Why this beats a fixed test suite
The sub-agent does not just test the server. In the same pass, it writes the directory page copy and the recommender entry that decides whether this server gets surfaced when a future user types “help me lookup the latest Tailwind docs” into their agent. The same attention that picked the right tool produced the tagline, the verdict, the watch-outs, and the lowercased problem-statements the CLI matches against. Splitting that into “run the test” and “write the copy” would have meant a second pass re-deriving the understanding the first one already had.
Failures are signal, not red lights. A traditional regression suite treats a failed assertion as a stop-the-line event. Here, a stuck point is just a known gotcha for the page, and a missing env var is a skipped outcome that still produces the directory page from the tool surface and README alone. The audit has no concept of red CI. It has measurements, verdicts, and an honest record of where each thing fell over.
Because the brief is plain English, changing what gets tested is a prose edit. “Now also confirm the server supports the HTTP transport, not just stdio” is a one-line addition to the sub-agent prompt. No fixture, no helper, no new file.
The shape generalises
Nothing in this is specific to MCP. The pattern is: take a list of targets, write down what a real user would do with one of them, give an isolated agent a small toolbelt and a structured output schema, and fan out. The targets can be MCP servers, internal APIs, customer journeys, vendor integrations, or pages on a site. The toolbelt can be the MCP Inspector, a Playwright session, an HTTP client, or a Chrome DevTools MCP attached to a real browser. The output schema is whatever you need to render the results.

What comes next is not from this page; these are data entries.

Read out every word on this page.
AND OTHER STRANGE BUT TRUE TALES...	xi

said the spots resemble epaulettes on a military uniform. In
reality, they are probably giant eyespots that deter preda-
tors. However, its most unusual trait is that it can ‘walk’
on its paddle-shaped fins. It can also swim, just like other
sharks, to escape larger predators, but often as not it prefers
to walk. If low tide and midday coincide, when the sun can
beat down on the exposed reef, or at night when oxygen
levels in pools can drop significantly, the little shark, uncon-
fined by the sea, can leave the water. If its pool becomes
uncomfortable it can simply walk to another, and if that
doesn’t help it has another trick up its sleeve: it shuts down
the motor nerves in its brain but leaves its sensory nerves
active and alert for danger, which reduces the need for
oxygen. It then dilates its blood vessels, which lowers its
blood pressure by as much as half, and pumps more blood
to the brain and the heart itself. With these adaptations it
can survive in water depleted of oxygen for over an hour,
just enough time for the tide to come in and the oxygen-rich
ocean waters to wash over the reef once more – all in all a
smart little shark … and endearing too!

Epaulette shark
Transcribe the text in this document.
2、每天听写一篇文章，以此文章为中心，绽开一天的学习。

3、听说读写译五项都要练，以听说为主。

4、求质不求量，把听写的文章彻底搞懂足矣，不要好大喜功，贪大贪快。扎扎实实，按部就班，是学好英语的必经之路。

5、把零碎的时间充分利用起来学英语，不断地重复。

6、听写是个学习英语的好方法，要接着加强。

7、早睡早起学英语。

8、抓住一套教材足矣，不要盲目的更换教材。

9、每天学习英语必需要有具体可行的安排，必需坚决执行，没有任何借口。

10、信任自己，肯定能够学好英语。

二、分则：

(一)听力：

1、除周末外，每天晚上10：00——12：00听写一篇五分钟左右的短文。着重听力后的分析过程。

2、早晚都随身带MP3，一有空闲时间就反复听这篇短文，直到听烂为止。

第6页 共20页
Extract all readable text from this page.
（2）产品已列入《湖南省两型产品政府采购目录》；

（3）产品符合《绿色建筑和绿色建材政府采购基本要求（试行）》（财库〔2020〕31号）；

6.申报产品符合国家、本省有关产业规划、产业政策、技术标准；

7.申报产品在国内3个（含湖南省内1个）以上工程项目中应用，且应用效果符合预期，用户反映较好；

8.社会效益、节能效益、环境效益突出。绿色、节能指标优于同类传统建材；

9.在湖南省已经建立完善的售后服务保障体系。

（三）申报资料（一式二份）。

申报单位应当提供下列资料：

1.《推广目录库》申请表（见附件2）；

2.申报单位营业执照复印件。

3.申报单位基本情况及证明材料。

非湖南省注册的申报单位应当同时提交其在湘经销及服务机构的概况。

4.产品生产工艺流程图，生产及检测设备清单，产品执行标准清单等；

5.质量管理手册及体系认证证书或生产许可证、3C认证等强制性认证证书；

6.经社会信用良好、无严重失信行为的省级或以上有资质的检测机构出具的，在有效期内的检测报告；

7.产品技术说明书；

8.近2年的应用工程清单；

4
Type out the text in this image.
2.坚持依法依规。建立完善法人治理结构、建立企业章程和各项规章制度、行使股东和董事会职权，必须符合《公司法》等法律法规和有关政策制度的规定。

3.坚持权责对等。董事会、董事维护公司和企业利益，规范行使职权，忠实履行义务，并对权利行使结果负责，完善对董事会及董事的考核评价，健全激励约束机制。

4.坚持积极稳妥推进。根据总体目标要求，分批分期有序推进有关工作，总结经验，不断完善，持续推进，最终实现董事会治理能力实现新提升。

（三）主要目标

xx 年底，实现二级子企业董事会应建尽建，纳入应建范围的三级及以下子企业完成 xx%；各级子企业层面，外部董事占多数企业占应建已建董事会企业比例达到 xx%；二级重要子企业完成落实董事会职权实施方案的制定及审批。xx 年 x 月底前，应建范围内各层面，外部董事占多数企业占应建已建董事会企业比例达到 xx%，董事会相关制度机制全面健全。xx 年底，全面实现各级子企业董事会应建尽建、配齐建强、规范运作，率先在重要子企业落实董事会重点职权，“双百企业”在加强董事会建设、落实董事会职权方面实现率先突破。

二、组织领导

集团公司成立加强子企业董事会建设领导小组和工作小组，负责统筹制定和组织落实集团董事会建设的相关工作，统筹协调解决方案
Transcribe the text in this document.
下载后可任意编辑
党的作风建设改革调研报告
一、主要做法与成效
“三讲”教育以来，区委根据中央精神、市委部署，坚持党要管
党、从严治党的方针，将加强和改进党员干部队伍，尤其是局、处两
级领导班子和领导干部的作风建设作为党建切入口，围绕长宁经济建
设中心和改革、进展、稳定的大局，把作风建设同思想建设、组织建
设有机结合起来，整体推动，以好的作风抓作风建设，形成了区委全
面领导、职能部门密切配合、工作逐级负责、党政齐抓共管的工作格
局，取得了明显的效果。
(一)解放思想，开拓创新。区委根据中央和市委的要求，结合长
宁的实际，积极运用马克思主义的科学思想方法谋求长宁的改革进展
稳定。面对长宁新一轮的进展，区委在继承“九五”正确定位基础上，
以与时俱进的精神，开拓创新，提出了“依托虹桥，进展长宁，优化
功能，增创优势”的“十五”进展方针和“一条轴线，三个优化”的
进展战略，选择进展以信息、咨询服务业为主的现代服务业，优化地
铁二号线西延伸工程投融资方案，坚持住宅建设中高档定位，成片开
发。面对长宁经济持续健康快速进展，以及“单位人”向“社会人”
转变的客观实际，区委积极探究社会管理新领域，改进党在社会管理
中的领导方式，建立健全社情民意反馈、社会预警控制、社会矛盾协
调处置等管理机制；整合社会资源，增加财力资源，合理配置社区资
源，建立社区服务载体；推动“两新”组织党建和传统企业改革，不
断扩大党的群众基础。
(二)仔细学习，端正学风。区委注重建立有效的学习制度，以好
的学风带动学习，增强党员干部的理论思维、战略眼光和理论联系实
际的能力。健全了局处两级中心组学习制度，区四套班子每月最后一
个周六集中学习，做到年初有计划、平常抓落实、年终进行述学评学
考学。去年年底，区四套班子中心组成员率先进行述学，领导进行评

The win is not that the agent is smarter than a test script. It is that writing what a real user would do is cheap, and the agent absorbs all the small judgment calls that would otherwise be a thousand lines of fixtures, helpers, and brittle selectors. Every finding above came out of a sub-agent reading a README, looking at the tool surface in front of it, and deciding what made sense. That is the same work a human tester does. The difference is that one orchestrator can dispatch 101 of them at once and still hand back clean, structured results that drop straight into a product.